A bit of good news.
From: http://www.guardian.co.uk/world/2012/mar/16/greece-on-breadline-cashless-currency?INTCMP=SRCH
Via: http://www.rawstory.com/rs/2012/03/16/greece-develops-euro-free-currency-in-tight-economy/
Via: http://usuryfree.blogspot.co.uk/2012/03/greece-develops-cashless-euro-free.html
Greece develops cashless, Euro-free currency in tight economy
A determination to ‘move beyond anger to creativity’ is driving a strong barter economy in some places
In recent weeks, Theodoros Mavridis has bought fresh eggs, tsipourou (the local brandy: beware), fruit, olives, olive oil, jam, and soap. He has also had some legal advice, and enjoyed the services of an accountant to help fill in his tax return.
None of it has cost him a euro, because he had previously done a spot of electrical work – repairing a TV, sorting out a dodgy light – for some of the 800-odd members of a fast-growing exchange network in the port town of Volos, midway between Athens and Thessaloniki.
In return for his expert labour, Mavridis received a number of Local Alternative Units (known as tems in Greek) in his online network account. In return for the eggs, olive oil, tax advice and the rest, he transferred tems into other people’s accounts.

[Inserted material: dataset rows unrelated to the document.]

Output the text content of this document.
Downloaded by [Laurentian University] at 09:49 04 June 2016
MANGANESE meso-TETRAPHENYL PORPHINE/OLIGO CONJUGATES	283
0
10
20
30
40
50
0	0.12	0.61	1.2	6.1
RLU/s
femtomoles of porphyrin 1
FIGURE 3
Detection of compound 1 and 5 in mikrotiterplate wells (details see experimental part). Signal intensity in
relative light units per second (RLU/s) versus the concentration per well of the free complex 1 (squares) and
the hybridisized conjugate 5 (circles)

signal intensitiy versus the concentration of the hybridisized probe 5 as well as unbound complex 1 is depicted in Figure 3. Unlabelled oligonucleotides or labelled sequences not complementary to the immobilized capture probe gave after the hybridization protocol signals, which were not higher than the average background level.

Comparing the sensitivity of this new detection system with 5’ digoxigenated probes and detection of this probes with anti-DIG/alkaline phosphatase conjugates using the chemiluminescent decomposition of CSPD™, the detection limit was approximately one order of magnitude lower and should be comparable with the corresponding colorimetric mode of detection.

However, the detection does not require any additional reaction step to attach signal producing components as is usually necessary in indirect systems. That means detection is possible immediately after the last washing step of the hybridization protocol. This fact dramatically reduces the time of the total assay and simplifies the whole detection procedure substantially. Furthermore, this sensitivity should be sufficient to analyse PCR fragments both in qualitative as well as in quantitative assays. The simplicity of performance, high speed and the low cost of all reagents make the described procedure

“It’s an easier, more direct way of exchanging goods and services,” said Bernhardt Koppold, a German-born homeopathist and acupuncturist in Volos who is an active member of the network. “It’s also a way of showing practical solidarity – of building relationships.” …

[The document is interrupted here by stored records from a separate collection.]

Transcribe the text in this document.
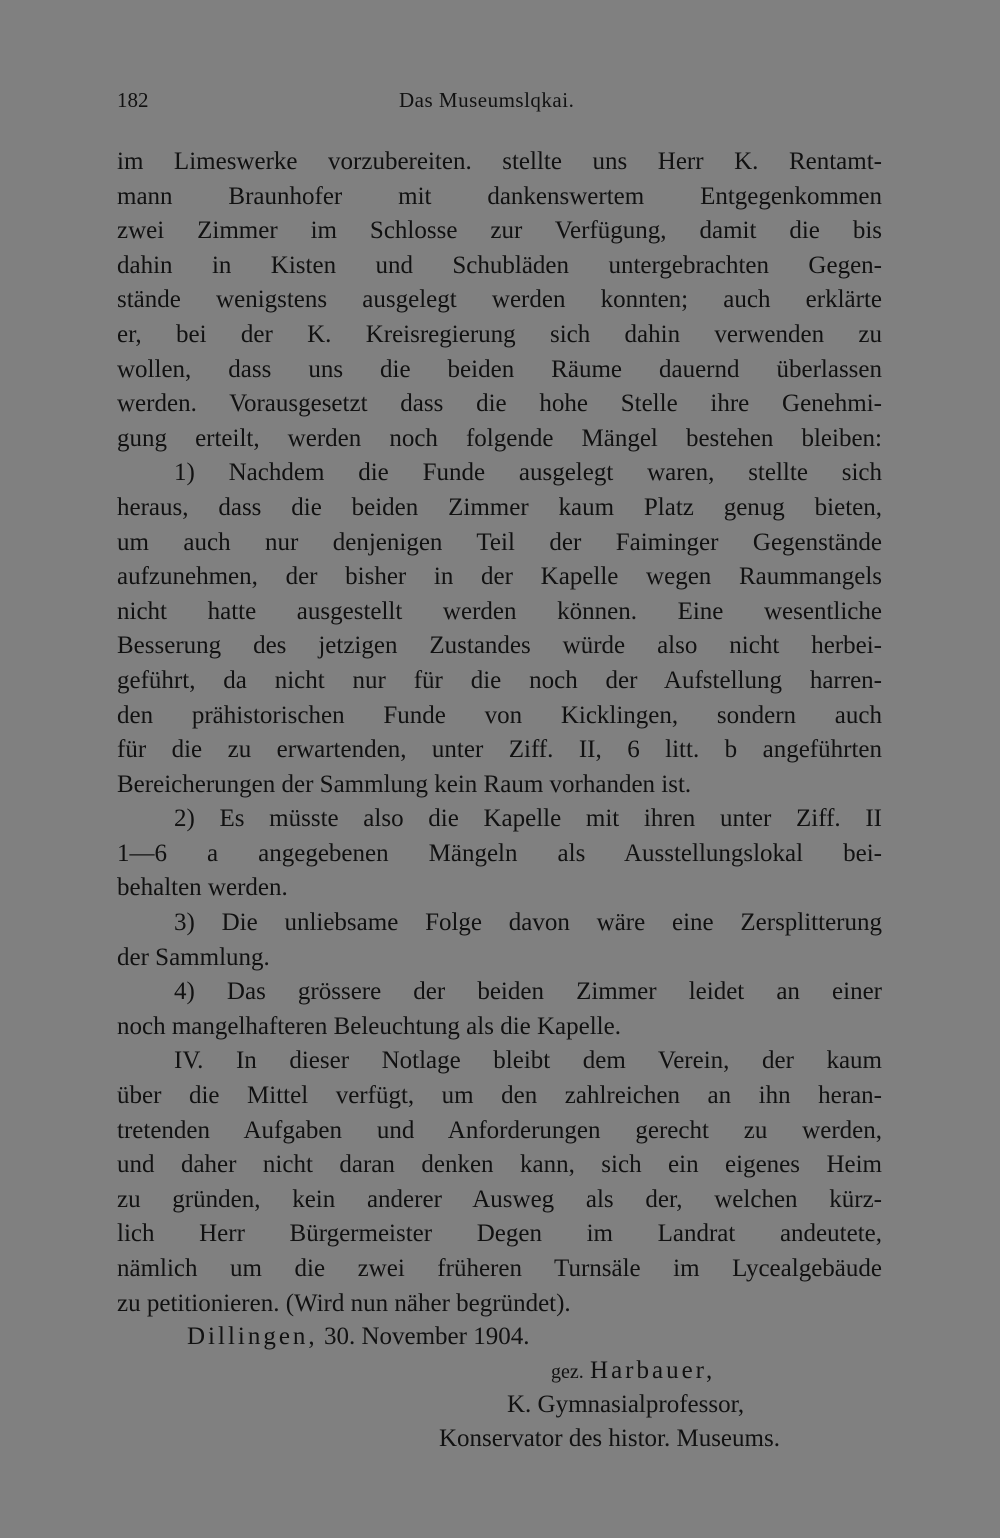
182	Das Museumslqkai.
im Limeswerke vorzubereiten. stellte uns Herr K. Rentamt-
mann Braunhofer mit dankenswertem Entgegenkommen
zwei Zimmer im Schlosse zur Verfügung, damit die bis
dahin in Kisten und Schubläden untergebrachten Gegen-
stände wenigstens ausgelegt werden konnten; auch erklärte
er, bei der K. Kreisregierung sich dahin verwenden zu
wollen, dass uns die beiden Räume dauernd überlassen
werden. Vorausgesetzt dass die hohe Stelle ihre Genehmi-
gung erteilt, werden noch folgende Mängel bestehen bleiben:
1) Nachdem die Funde ausgelegt waren, stellte sich
heraus, dass die beiden Zimmer kaum Platz genug bieten,
um auch nur denjenigen Teil der Faiminger Gegenstände
aufzunehmen, der bisher in der Kapelle wegen Raummangels
nicht hatte ausgestellt werden können. Eine wesentliche
Besserung des jetzigen Zustandes würde also nicht herbei-
geführt, da nicht nur für die noch der Aufstellung harren-
den prähistorischen Funde von Kicklingen, sondern auch
für die zu erwartenden, unter Ziff. II, 6 litt. b angeführten
Bereicherungen der Sammlung kein Raum vorhanden ist.
2) Es müsste also die Kapelle mit ihren unter Ziff. II
1—6 a angegebenen Mängeln als Ausstellungslokal bei-
behalten werden.
3) Die unliebsame Folge davon wäre eine Zersplitterung
der Sammlung.
4) Das grössere der beiden Zimmer leidet an einer
noch mangelhafteren Beleuchtung als die Kapelle.
IV. In dieser Notlage bleibt dem Verein, der kaum
über die Mittel verfügt, um den zahlreichen an ihn heran-
tretenden Aufgaben und Anforderungen gerecht zu werden,
und daher nicht daran denken kann, sich ein eigenes Heim
zu gründen, kein anderer Ausweg als der, welchen kürz-
lich Herr Bürgermeister Degen im Landrat andeutete,
nämlich um die zwei früheren Turnsäle im Lycealgebäude
zu petitionieren. (Wird nun näher begründet).
Dillingen, 30. November 1904.
gez. Harbauer,
K. Gymnasialprofessor,
Konservator des histor. Museums.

Tems has been up and running for barely 18 months, said Maria Choupis, one of its founder members. Prompted by ever more swingeing salary cuts and tax increases, she reckons there are now around 15 such networks active around Greece, and more planned. “They are as much social structures as economic ones,” she said. “They foster intimacy and mutual support.” …

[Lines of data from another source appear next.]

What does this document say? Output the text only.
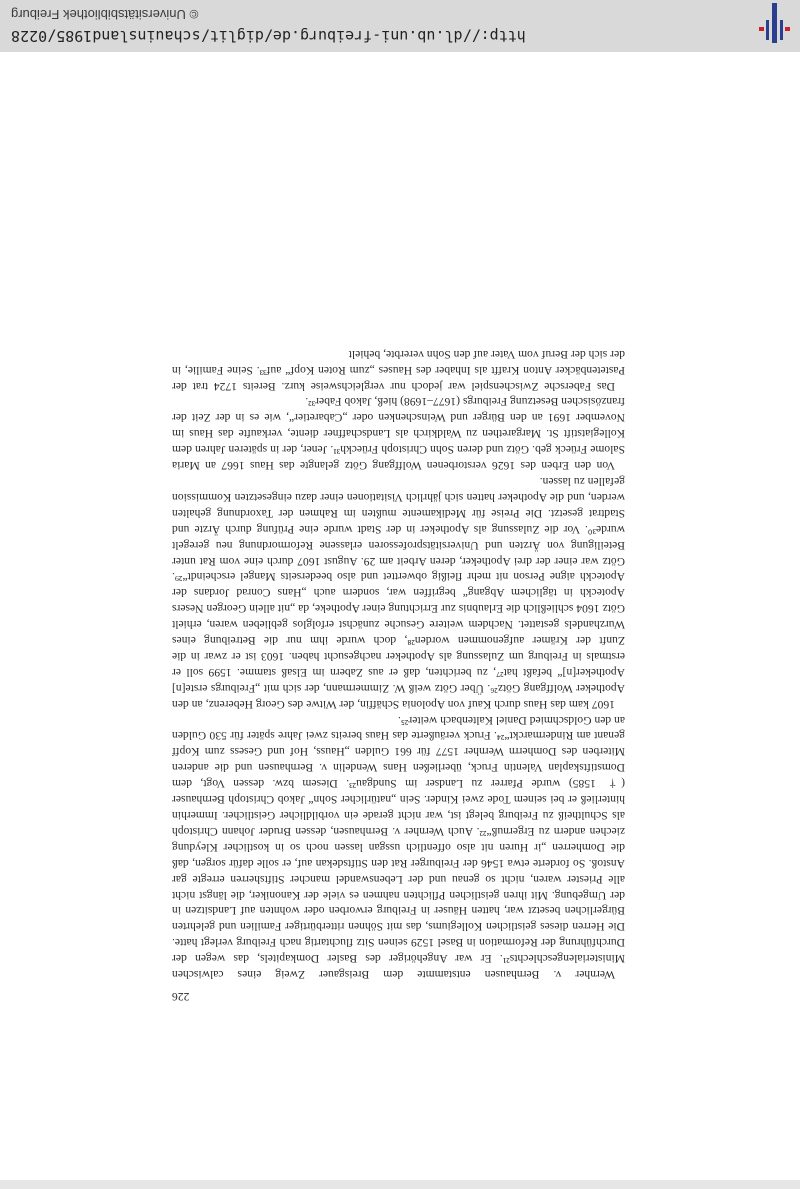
226

Wernher v. Bernhausen entstammte dem Breisgauer Zweig eines calwischen Ministerialengeschlechts²¹. Er war Angehöriger des Basler Domkapitels, das wegen der Durchführung der Reformation in Basel 1529 seinen Sitz fluchtartig nach Freiburg verlegt hatte. Die Herren dieses geistlichen Kollegiums, das mit Söhnen ritterbürtiger Familien und gelehrten Bürgerlichen besetzt war, hatten Häuser in Freiburg erworben oder wohnten auf Landsitzen in der Umgebung. Mit ihren geistlichen Pflichten nahmen es viele der Kanoniker, die längst nicht alle Priester waren, nicht so genau und der Lebenswandel mancher Stiftsherren erregte gar Anstoß. So forderte etwa 1546 der Freiburger Rat den Stiftsdekan auf, er solle dafür sorgen, daß die Domherren „ir Huren nit also offentlich ussgan lassen noch so in kostlicher Kleydung ziechen andern zu Ergernuß“²². Auch Wernher v. Bernhausen, dessen Bruder Johann Christoph als Schultheiß zu Freiburg belegt ist, war nicht gerade ein vorbildlicher Geistlicher. Immerhin hinterließ er bei seinem Tode zwei Kinder. Sein „natürlicher Sohn“ Jakob Christoph Bernhauser († 1585) wurde Pfarrer zu Landser im Sundgau²³. Diesem bzw. dessen Vogt, dem Domstiftskaplan Valentin Fruck, überließen Hans Wendelin v. Bernhausen und die anderen Miterben des Domherrn Wernher 1577 für 661 Gulden „Hauss, Hof und Gesess zum Kopff genant am Rindermarckt“²⁴. Fruck veräußerte das Haus bereits zwei Jahre später für 530 Gulden an den Goldschmied Daniel Kaltenbach weiter²⁵.

1607 kam das Haus durch Kauf von Apolonia Schäffin, der Witwe des Georg Heberenz, an den Apotheker Wolffgang Götz²⁶. Über Götz weiß W. Zimmermann, der sich mit „Freiburgs erste[n] Apotheker[n]“ befaßt hat²⁷, zu berichten, daß er aus Zabern im Elsaß stamme. 1599 soll er erstmals in Freiburg um Zulassung als Apotheker nachgesucht haben. 1603 ist er zwar in die Zunft der Krämer aufgenommen worden²⁸, doch wurde ihm nur die Betreibung eines Wurzhandels gestattet. Nachdem weitere Gesuche zunächst erfolglos geblieben waren, erhielt Götz 1604 schließlich die Erlaubnis zur Errichtung einer Apotheke, da „nit allein Georgen Nesers Apoteckh in täglichem Abgang“ begriffen war, sondern auch „Hans Conrad Jordans der Apoteckh aigne Person nit mehr fleißig obwerttet und also beederseits Mangel erscheindt“²⁹. Götz war einer der drei Apotheker, deren Arbeit am 29. August 1607 durch eine vom Rat unter Beteiligung von Ärzten und Universitätsprofessoren erlassene Reformordnung neu geregelt wurde³⁰. Vor die Zulassung als Apotheker in der Stadt wurde eine Prüfung durch Ärzte und Stadtrat gesetzt. Die Preise für Medikamente mußten im Rahmen der Taxordnung gehalten werden, und die Apotheker hatten sich jährlich Visitationen einer dazu eingesetzten Kommission gefallen zu lassen.

Von den Erben des 1626 verstorbenen Wolffgang Götz gelangte das Haus 1667 an Maria Salome Früeck geb. Götz und deren Sohn Christoph Früeckh³¹. Jener, der in späteren Jahren dem Kollegiatstift St. Margarethen zu Waldkirch als Landschaffner diente, verkaufte das Haus im November 1691 an den Bürger und Weinschenken oder „Cabaretier“, wie es in der Zeit der französischen Besetzung Freiburgs (1677–1698) hieß, Jakob Faber³².

Das Fabersche Zwischenspiel war jedoch nur vergleichsweise kurz. Bereits 1724 trat der Pastetenbäcker Anton Krafft als Inhaber des Hauses „zum Roten Kopf“ auf³³. Seine Familie, in der sich der Beruf vom Vater auf den Sohn vererbte, behielt

© Universitätsbibliothek Freiburg
http://dl.ub.uni-freiburg.de/diglit/schauinsland1985/0228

The Greek parliament recently passed a law encouraging “alternative forms of entrepreneurship and local development”, including exchange networks such as Volos’s, giving them official non-profit status for tax purposes.
Choupis said there was a new mood abroad in Greece, a determination to “move beyond anger to creativity”.
“You are not poor when you have no money,” she said, “you are poor when you have nothing to offer – except for the elderly and the sick, to whom we should all be offering.”